While the term itself may be of relatively recent vintage (it was named as 2017’s word of the year by Oxford Dictionaries and is much favoured by Donald Trump), the concept is certainly not new. In this era of post-truth, Benjamin Franklin wrote stories of “scalping Indians “ working with the English in order to sway public opinion in the colonies in favour of the American Revolution in the eighteenth century, the notorious blood libels of the Middle Ages against the Jews and the 1968 “War of the Worlds” radio spoof by Orson Welles suggesting an alien invasion of Earth provide further examples.

The cauldron of an electoral campaign is yet another context in which fake news may assume some relevance and the front-page story in yesterday’s issue of the Barbados Advocate under the banner headline, “No Dirty Tricks”, affords a poignant instance of this. It is reported there that a poster advertising a community rally in the constituency of Christ Church East Central now represented by Mr. Ronald Jones has been defaced on social media to suggest that free beer and wine will be available to attendees of the event while it invites the reader to “come let us BUY your vote”.

A suitably incensed Jones remarked, “If you promote something …and many others promote it and it takes an exponential surge across the place, people accept it as gospel … and don’t care what you say after, you’re the one that is distorted, not those who have distorted the reality…”
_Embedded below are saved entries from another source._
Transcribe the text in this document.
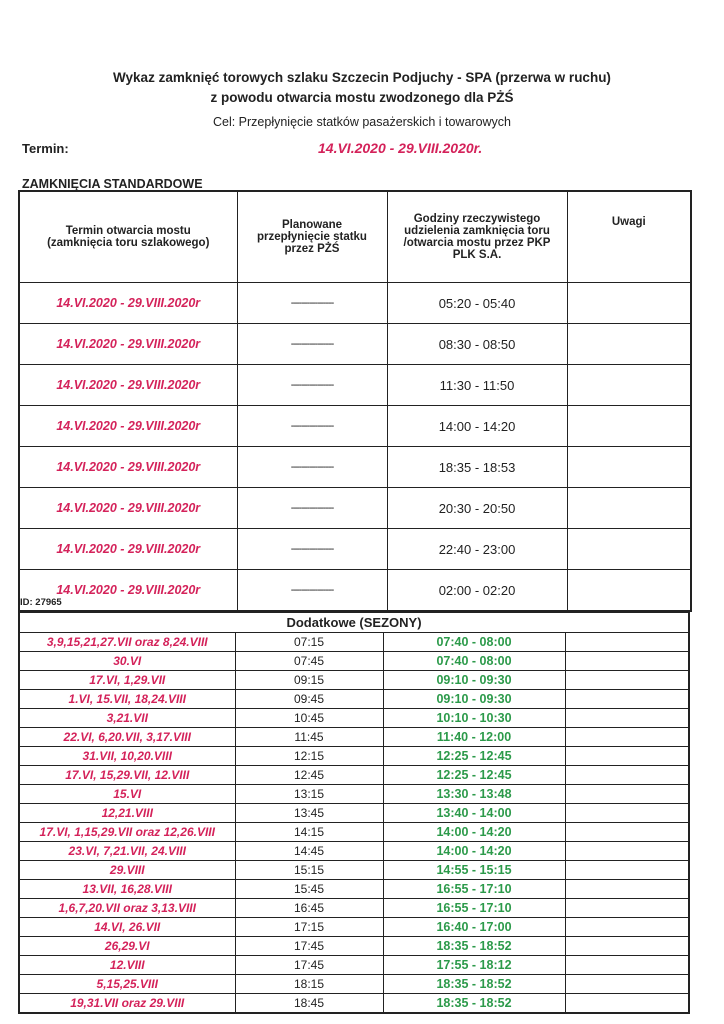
Wykaz zamknięć torowych szlaku Szczecin Podjuchy - SPA (przerwa w ruchu)
z powodu otwarcia mostu zwodzonego dla PŻŚ
Cel: Przepłynięcie statków pasażerskich i towarowych
Termin:	14.VI.2020 - 29.VIII.2020r.
ZAMKNIĘCIA STANDARDOWE
Termin otwarcia mostu
(zamknięcia toru szlakowego)	Planowane
przepłynięcie statku
przez PŻŚ	Godziny rzeczywistego
udzielenia zamknięcia toru
/otwarcia mostu przez PKP
PLK S.A.	Uwagi
14.VI.2020 - 29.VIII.2020r	----------------	05:20 - 05:40	
14.VI.2020 - 29.VIII.2020r	----------------	08:30 - 08:50	
14.VI.2020 - 29.VIII.2020r	----------------	11:30 - 11:50	
14.VI.2020 - 29.VIII.2020r	----------------	14:00 - 14:20	
14.VI.2020 - 29.VIII.2020r	----------------	18:35 - 18:53	
14.VI.2020 - 29.VIII.2020r	----------------	20:30 - 20:50	
14.VI.2020 - 29.VIII.2020r	----------------	22:40 - 23:00	
14.VI.2020 - 29.VIII.2020r	----------------	02:00 - 02:20	
ID: 27965
Dodatkowe (SEZONY)			
3,9,15,21,27.VII oraz 8,24.VIII	07:15	07:40 - 08:00	
30.VI	07:45	07:40 - 08:00	
17.VI, 1,29.VII	09:15	09:10 - 09:30	
1.VI, 15.VII, 18,24.VIII	09:45	09:10 - 09:30	
3,21.VII	10:45	10:10 - 10:30	
22.VI, 6,20.VII, 3,17.VIII	11:45	11:40 - 12:00	
31.VII, 10,20.VIII	12:15	12:25 - 12:45	
17.VI, 15,29.VII, 12.VIII	12:45	12:25 - 12:45	
15.VI	13:15	13:30 - 13:48	
12,21.VIII	13:45	13:40 - 14:00	
17.VI, 1,15,29.VII oraz 12,26.VIII	14:15	14:00 - 14:20	
23.VI, 7,21.VII, 24.VIII	14:45	14:00 - 14:20	
29.VIII	15:15	14:55 - 15:15	
13.VII, 16,28.VIII	15:45	16:55 - 17:10	
1,6,7,20.VII oraz 3,13.VIII	16:45	16:55 - 17:10	
14.VI, 26.VII	17:15	16:40 - 17:00	
26,29.VI	17:45	18:35 - 18:52	
12.VIII	17:45	17:55 - 18:12	
5,15,25.VIII	18:15	18:35 - 18:52	
19,31.VII oraz 29.VIII	18:45	18:35 - 18:52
He is right. In our view, the poster in its altered form constitutes an unjustified defamatory imputation that the hosts of the event contemplate the commission of a criminal act under the applicable electoral law and thus could result in civil liability for those who publish it. Moreover, it may also attract criminal liability under the Computer Misuse Act.

This form of misconduct further demonstrates the urgent need for a code of conduct to be devised in order to regulate the communication of information during the upcoming electoral campaign. Of course, given the modern prevalence of communication through social media that prizes anonymity above all else, such regulation will be difficult to police, though not at all impossible.

And it is not that the culprits might shelter under a claim to the fundamental right of free expression. Apart from being expressly constrained by the law of defamation, no one has the right to falsely shout “Fire” in a crowded theatre. Or, for that matter, recklessly to attribute bad motives to a political opponent.